Gordon, 43, has 92 victories and 77 pole positions in the Sprint Cup Series. He ranks third behind Richard Petty (200 wins) and David Pearson (105) on the all-time victory list.
“Jeff Gordon transcends NASCAR and will be celebrated as one of the greatest drivers to ever race,” NASCAR Chairman Brian France said in a statement. “We have all enjoyed watching his legend grow for more than two decades, and will continue to do so during his final full-time season. His prolonged excellence and unmatched class continue to earn him the admiration of fans across the globe. Today’s announcement is a bittersweet one. I’ll miss his competitive fire on a weekly basis, but I am also happy for Jeff and his family as they start a new chapter. On behalf of the entire NASCAR family, I thank Jeff for his years of dedication and genuine love for this sport, and wish him the very best in his final season.”
Teammates Dale Earnhardt Jr. and Jimmie Johnson also tweeted about the news.
Hall of Fame driver and current NASCAR on Fox analyst Darrell Waltrip dubbed Gordon as the greatest driver of all time and credited him for expanding NASCAR’s popularity to new levels.
“While he has nothing left to prove to the rest of us, Jeff probably has some personal goals in 2015,” Waltrip said in a statement. “He’d like to win 100 races, but he knows that might be a stretch. It’s hard to win four in a season, let alone eight. And of course, he’d like to another championship.
“A part-time Jeff Gordon behind the wheel isn’t a bad thing, either. When I was at the end of my career, there were some tracks I still enjoyed competing on – and even would today. Jeff has stayed with [team owner] Rick [Hendrick] his entire career and has been committed to that organization. Their relationship has paid huge dividends. Jeff has driven the same number with the same team for his entire career, a continuity that reminds me a lot of the Petty era.”

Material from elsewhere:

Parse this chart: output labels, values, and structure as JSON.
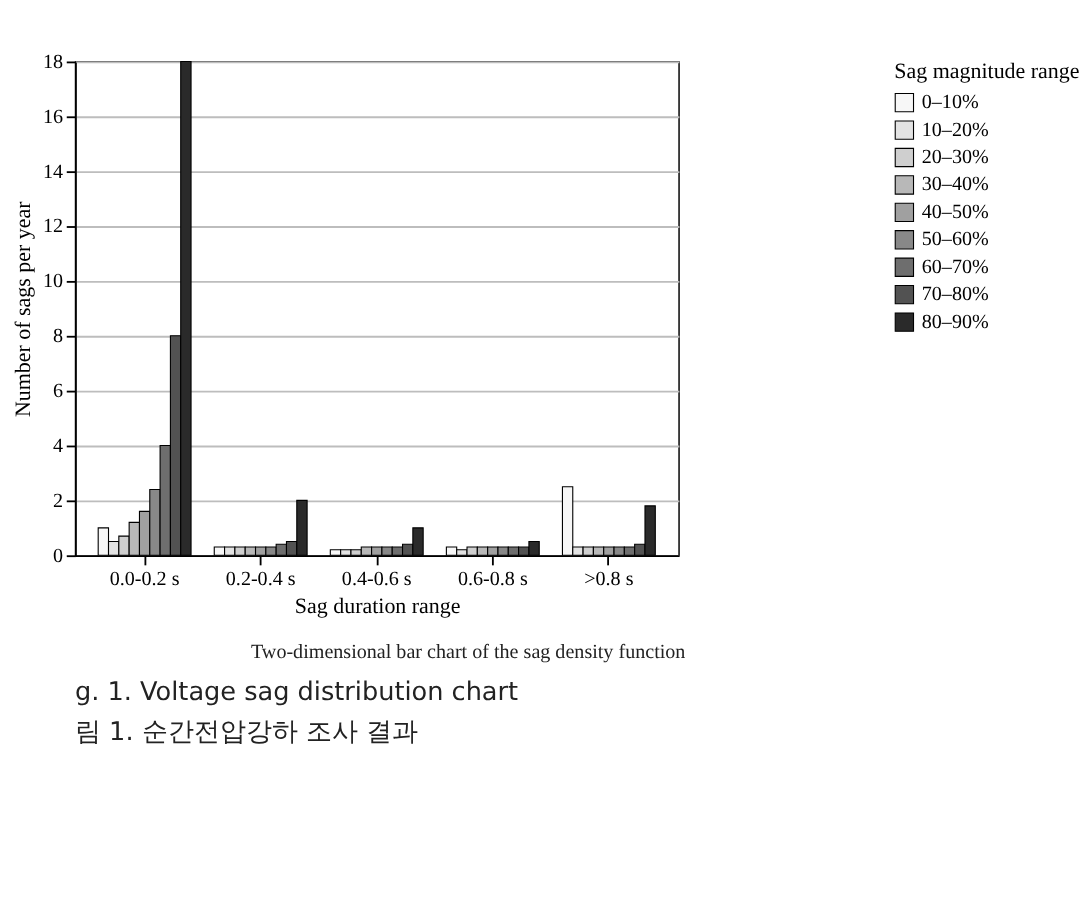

Texas Motor Speedway president Eddie Gossage said he’d enjoyed knowing Gordon since the days when he “was a teenager with a really bad mustache.”
“It has been thrilling to watch him develop from a promising Busch Series driver into perhaps the greatest professional our sport has ever seen,” the flamboyant promoter continued. “Jeff showed last season that he still has a burning desire to win races and championships. You won’t find a finer professional, person or charitable athlete.
“We have been fortunate to be associated with him for all of these years. I’m sure all fans, even of the other drivers, will want to show their appreciation to Jeff this year.”